Here’s the double-bind: How do we protect unity by erasing the complex truths that demand it?
Historical reckoning has never been easy. But rewriting the required readings? That feels less like course correction and more like cultural amnesia.
✏︎ Erasing Maya Angelou Should Feel Like a Crisis
It’s hard to overstate the absurdity here. Removing Maya Angelou’s autobiography from West Point’s library is not a minor clerical update. It’s a symbolic act of erasure. Her story of trauma, survival, and transcendence has been a touchstone for generations, including those within the military who know what it means to suffer in silence and fight for dignity.
If Angelou’s voice is too "divisive," one must ask: What version of unity are we being asked to uphold? One that refuses to acknowledge difference at all?
If empathy is disunity, then perhaps we’ve misunderstood the very things we send our soldiers to protect.

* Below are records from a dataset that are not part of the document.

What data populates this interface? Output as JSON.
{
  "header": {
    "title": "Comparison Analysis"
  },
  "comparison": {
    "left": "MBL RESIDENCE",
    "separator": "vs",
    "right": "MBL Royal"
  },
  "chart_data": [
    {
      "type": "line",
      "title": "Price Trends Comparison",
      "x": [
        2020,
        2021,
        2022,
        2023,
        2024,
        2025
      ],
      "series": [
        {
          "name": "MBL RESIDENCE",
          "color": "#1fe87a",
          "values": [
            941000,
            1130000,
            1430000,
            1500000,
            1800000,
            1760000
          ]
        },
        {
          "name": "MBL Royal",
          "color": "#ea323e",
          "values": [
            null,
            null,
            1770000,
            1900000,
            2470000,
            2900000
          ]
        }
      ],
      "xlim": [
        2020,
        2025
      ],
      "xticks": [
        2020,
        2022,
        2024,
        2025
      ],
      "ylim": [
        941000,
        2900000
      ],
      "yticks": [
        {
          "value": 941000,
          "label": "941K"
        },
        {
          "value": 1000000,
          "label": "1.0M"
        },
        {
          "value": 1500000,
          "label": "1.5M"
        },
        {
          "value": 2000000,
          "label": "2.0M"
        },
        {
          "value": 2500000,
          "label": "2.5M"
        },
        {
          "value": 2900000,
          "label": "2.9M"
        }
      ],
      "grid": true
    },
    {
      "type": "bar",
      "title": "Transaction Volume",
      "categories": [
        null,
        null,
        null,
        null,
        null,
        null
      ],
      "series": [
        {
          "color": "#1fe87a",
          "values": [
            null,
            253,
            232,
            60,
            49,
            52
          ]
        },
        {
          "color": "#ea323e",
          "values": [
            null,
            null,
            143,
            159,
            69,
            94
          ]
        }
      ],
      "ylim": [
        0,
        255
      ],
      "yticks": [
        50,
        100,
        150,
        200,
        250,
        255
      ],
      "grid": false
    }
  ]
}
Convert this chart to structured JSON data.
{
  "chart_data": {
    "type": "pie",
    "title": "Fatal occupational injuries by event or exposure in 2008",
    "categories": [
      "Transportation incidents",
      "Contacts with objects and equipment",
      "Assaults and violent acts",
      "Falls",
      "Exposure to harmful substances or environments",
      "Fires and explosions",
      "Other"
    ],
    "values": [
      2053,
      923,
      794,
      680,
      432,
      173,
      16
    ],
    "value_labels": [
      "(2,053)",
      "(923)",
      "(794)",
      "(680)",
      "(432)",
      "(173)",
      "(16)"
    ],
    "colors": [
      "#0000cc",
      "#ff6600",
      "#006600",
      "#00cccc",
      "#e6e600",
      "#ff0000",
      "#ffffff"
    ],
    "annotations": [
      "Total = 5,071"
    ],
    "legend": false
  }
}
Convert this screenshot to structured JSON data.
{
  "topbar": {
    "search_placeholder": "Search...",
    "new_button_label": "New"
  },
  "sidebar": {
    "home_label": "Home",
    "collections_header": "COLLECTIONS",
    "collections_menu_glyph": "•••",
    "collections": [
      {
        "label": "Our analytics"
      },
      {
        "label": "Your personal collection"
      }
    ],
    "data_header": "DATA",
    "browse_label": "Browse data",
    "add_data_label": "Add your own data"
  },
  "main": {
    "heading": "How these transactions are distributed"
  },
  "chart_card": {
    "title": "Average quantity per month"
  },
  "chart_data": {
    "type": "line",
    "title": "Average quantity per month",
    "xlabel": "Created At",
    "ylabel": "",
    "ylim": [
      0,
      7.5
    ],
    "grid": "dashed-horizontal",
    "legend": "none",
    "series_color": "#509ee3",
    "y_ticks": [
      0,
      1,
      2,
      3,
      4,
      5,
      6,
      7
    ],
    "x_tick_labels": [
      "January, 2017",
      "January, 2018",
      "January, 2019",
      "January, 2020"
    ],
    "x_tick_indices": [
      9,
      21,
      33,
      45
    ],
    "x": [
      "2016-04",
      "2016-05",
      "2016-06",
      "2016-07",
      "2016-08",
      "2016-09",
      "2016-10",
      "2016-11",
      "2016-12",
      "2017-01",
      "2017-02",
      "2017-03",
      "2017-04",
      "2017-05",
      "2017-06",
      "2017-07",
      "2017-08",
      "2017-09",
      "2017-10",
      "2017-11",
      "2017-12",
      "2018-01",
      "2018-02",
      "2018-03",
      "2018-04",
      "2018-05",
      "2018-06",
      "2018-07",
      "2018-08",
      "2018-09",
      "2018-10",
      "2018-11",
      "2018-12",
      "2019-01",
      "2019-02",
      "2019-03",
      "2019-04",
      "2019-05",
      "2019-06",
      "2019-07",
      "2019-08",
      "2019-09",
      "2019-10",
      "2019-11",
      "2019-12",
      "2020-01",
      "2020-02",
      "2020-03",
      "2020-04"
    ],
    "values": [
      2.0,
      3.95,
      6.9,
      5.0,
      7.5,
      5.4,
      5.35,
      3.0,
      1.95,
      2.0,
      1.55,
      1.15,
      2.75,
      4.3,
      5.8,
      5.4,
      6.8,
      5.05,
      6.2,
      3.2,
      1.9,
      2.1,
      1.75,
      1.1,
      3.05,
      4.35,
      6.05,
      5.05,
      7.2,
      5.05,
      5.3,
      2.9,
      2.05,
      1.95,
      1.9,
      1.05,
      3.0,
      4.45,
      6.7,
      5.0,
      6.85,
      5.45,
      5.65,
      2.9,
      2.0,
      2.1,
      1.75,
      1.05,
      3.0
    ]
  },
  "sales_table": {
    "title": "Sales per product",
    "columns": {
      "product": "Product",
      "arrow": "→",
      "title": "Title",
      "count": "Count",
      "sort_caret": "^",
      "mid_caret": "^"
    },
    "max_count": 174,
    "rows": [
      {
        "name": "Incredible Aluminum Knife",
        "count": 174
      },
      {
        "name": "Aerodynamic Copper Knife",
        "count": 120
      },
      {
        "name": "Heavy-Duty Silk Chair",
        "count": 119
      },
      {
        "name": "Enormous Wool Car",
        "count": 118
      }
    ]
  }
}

⚖︎ A Case of Loyalty or Leash?
The masterminds behind the directive—led by Defense Secretary Pete Hegseth and other political appointees—paint a picture of unchecked ideology corroding the military’s foundations. Their argument: DEI efforts threaten to divide troops, to introduce grievance where there should be discipline.
But let's zoom out…
DEI isn’t new. It’s not even particularly radical. It's an evolving conversation acknowledging the military’s history—from segregation and "Don’t Ask, Don’t Tell" to sexual harassment crises—and trying, slowly, to build trust where it was broken.
Is that really what threatens the ranks? Or is the real fear that a soldier might read a book, learn something inconvenient, and begin questioning not their country—but how it tells its stories?
Just ask any Vietnam veteran what it was like to come home and realize the truth they'd fought for wasn’t the truth they’d been told.
✎ What Happens When You Purge the Library?
History is quick to remind us: when books vanish, the ground usually shifts soon after.
In Saudi Arabia, books about feminism are treated as Western poison. In Putin’s Russia, queer narratives are rewritten or outlawed. And during the American Red Scare—another time nationalism demanded obedience—libraries were stripped of socialist texts, and careers destroyed by suspicion alone.
To remove books under the pretense of maintaining unity is not neutral. It’s ideological. It’s script control. It’s an institutional decision to say: These voices matter less. Their stories belong in the shadows.
And what happens to a military trained not just in tactics, but in silence?
◆ Lessons from the Shelf (and What's Missing From It)
This is not just about literature. It’s about power. About who gets to take up space in our national mythology.
We often romanticize the military as a great equalizer—where race, class, gender fall away in the face of shared sacrifice. That ideal only holds if everyone’s lived experience actually gets a seat at the table—or in this case, a spot on the shelf.
Right now, that seat is being pulled out. Quietly. Bureaucratically. But decisively.
So, as West Point, the Air Force Academy, and countless command libraries lock into “compliance mode,” we have to ask: Who will guard the stories that don’t fit the current script?
Because history doesn't disappear when the books do. It waits—for the brave to find it again.
Yours in sticking bookmarks where others pull pages,
A Patron of Dangerous Stories & Preserved Truths.